The entry list is not a definitive list. Players often withdraw after it is released because of injuries or scheduling decisions, but it is an expression of intent. Only four men who would have been eligible for direct entry in singles have withdrawn: Roger Federer, Stan Wawrinka, Guido Pella and Jérémy Chardy, who told French reporters that he had an adverse reaction this year to a Covid-19 vaccination that made it difficult for him to train.

Naomi Osaka, a four-time Grand Slam singles champion, is on the women’s entry list. She has not played since this year’s U.S. Open, where she was upset in the third round by Leylah Fernandez and explained that she was struggling to take pleasure in the game and was planing to take a break from competition. She has posted pictures of herself training, but it remains uncertain whether she will play in Melbourne, where she won the singles title in 2019 and 2021.

For now, the only women ranked in the top 100 who are missing from the entry list are Williams and Bianca Andreescu, the Canadian star who upset Williams to win the U.S. Open in 2019. Since then, Andreescu has struggled with injuries, and she tested positive for the coronavirus in April. Her ranking has dropped to 46, and she announced this week that she would not play in Australia because she needed more time to recover mentally and physically.

Venus Williams, 41, Serena’s older sister, is not ranked high enough, at 316, to gain direct entry into the Australian Open. She would require a wild card from Australian Open organizers that they are unlikely to grant.

Last month, Serena Williams was asked by the television host Jimmy Kimmel if she intended to play the Australian Open. “Absolutely,” she responded.

But though she has made appearances recently to promote “King Richard,” a new film based on the story of her family, it is not clear how often she has appeared on the practice court.
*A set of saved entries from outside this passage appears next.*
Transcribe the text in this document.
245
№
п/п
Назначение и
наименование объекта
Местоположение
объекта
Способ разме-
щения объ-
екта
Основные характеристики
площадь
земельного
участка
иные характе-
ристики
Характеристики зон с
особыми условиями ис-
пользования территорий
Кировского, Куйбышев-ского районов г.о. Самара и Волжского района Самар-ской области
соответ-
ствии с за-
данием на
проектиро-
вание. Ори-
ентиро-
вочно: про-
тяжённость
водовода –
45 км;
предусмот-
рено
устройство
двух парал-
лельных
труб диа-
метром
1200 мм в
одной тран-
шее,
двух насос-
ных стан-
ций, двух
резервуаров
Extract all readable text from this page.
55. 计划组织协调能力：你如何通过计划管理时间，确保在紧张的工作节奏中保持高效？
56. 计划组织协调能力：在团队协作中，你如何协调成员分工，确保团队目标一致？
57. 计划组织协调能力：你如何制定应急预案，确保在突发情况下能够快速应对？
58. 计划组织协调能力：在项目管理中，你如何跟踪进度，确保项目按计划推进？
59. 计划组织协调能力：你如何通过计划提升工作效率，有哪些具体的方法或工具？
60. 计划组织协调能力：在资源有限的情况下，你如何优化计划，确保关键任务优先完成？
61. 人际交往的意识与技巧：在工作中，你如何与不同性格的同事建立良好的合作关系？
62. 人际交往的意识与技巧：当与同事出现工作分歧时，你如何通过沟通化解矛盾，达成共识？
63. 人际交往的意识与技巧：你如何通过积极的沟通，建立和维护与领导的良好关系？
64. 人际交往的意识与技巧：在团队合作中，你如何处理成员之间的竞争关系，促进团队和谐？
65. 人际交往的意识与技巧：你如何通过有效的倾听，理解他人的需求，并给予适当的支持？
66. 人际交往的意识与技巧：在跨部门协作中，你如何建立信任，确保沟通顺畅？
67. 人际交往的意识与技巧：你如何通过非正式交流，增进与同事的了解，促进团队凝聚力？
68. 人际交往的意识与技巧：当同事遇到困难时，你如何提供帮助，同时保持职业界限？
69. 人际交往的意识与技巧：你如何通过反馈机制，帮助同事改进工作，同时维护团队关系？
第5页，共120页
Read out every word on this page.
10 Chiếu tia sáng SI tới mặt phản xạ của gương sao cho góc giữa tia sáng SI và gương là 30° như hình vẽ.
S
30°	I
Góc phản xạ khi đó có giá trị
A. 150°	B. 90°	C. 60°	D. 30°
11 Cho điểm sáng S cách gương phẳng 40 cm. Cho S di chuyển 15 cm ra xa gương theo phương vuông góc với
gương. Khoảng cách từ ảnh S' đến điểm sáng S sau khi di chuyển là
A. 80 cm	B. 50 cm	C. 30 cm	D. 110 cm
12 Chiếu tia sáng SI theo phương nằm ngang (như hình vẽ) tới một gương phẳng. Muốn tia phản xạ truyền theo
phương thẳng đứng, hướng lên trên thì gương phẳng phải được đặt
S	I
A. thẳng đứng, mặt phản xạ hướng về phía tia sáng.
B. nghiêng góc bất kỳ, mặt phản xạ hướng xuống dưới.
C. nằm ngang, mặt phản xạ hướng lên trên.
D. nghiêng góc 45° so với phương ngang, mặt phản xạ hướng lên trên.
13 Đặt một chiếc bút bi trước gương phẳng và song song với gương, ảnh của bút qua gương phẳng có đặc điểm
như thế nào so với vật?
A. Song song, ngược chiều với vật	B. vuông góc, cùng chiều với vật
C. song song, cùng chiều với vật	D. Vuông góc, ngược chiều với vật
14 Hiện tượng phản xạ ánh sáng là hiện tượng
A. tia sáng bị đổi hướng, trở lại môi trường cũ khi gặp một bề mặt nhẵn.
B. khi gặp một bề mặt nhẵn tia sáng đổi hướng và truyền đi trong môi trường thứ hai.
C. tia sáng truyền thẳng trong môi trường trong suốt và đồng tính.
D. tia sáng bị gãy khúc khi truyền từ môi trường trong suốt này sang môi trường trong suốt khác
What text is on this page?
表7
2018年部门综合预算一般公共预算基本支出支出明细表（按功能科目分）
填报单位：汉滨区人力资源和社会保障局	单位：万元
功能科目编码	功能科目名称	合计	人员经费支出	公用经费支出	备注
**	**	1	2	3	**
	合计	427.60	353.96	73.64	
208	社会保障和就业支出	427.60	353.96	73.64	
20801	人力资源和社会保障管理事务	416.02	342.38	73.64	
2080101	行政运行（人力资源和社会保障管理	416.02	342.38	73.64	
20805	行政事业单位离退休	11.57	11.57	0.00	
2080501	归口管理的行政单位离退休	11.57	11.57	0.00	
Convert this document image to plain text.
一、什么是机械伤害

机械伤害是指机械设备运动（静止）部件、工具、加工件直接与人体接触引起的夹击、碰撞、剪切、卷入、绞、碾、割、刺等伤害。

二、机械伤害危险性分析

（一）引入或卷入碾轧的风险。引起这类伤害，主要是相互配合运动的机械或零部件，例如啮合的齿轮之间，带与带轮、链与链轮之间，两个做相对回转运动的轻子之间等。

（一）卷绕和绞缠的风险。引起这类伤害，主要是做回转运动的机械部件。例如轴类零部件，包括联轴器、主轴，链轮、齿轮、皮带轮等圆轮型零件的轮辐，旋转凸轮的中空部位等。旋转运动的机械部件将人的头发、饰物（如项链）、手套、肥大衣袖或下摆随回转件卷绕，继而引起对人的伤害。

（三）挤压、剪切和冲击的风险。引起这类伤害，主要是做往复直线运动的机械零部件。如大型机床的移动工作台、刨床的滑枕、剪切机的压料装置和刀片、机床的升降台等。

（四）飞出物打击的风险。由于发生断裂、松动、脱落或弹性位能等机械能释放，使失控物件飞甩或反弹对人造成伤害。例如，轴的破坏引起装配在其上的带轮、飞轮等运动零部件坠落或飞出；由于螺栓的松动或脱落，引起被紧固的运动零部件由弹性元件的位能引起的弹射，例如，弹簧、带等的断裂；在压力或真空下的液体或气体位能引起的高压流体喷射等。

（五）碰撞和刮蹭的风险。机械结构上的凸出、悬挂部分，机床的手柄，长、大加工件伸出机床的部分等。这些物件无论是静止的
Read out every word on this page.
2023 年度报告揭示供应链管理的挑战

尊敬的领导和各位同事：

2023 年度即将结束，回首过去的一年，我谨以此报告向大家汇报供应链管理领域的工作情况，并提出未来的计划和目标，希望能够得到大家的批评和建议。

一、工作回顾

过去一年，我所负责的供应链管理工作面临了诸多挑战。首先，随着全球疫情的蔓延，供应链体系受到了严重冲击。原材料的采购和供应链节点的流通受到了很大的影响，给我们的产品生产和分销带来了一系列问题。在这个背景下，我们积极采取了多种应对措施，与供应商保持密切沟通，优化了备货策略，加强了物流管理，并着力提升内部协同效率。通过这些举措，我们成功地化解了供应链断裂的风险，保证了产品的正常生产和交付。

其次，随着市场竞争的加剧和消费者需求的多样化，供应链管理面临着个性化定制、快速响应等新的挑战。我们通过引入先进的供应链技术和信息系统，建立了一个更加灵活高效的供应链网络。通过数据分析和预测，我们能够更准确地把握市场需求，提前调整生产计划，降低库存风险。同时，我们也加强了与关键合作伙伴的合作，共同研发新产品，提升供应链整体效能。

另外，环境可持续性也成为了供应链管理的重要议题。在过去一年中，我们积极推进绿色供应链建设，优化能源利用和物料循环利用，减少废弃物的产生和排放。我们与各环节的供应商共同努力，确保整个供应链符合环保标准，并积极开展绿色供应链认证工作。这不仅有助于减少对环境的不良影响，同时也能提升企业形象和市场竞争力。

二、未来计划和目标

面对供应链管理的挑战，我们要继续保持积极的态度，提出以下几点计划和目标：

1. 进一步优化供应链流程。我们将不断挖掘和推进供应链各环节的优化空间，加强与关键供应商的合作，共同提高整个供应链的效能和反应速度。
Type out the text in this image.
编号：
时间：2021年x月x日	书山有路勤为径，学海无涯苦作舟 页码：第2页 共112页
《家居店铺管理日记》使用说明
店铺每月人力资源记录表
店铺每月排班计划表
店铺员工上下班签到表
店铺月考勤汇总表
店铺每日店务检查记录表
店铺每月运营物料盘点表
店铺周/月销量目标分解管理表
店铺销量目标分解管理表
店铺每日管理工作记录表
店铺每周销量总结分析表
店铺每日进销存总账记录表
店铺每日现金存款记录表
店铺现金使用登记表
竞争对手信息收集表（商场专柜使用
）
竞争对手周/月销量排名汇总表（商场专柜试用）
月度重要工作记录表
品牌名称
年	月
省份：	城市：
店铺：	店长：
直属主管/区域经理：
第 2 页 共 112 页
She has not posted photos or videos of herself training since before Wimbledon in June.

In her statement on Wednesday, Serena Williams said she was “excited to return and compete at my highest level,” but it is uncertain when or if she will be able to achieve that goal.

Ranked 41st, she has not won a Grand Slam singles title in nearly five years: She captured the Australian Open in January 2017 when she was two months pregnant with her daughter, Olympia. She returned to the tour in 2018 after Olympia’s birth and remarkably reached the singles finals at Wimbledon and the U.S. Open in 2018 and again in 2019.

But though she won her only tour title since her comeback in January 2020 in Auckland, New Zealand, she has struggled to sustain momentum. She has shown flashes of strong form, returning after the tour’s five-month pandemic hiatus in 2020 to reach the semifinals of the U.S. Open, where she lost a taut three-set duel against Victoria Azarenka. At this year’s Australian Open in February, Serena Williams arrived in Melbourne in excellent physical condition and was impressive in the early rounds but was defeated in straight sets by Osaka in the semifinals.

The Australian Open has been the scene of some of her greatest successes. In 2003, she won her fourth straight Grand Slam singles title in Melbourne, completing the so-called Serena Slam. In 2005, she saved three match points in the semifinals in a classic match against Maria Sharapova and went on to beat Lindsay Davenport in the final. In 2007, she came into the tournament unseeded and swept to the title, reviving her career. In 2017, she won while pregnant without dropping a set.

But it is now unclear if she will return to the tournament where she has won seven of her 23 Grand Slam singles titles, one short of Margaret Court’s record. When she lost in Melbourne last February in her 20th appearance at the Australian Open, she received a standing ovation, which she acknowledged with a long wave of her arm and a gesture toward her heart.

“If I ever say farewell, I wouldn’t tell anyone,” she said in an emotional postmatch news conference that she cut short.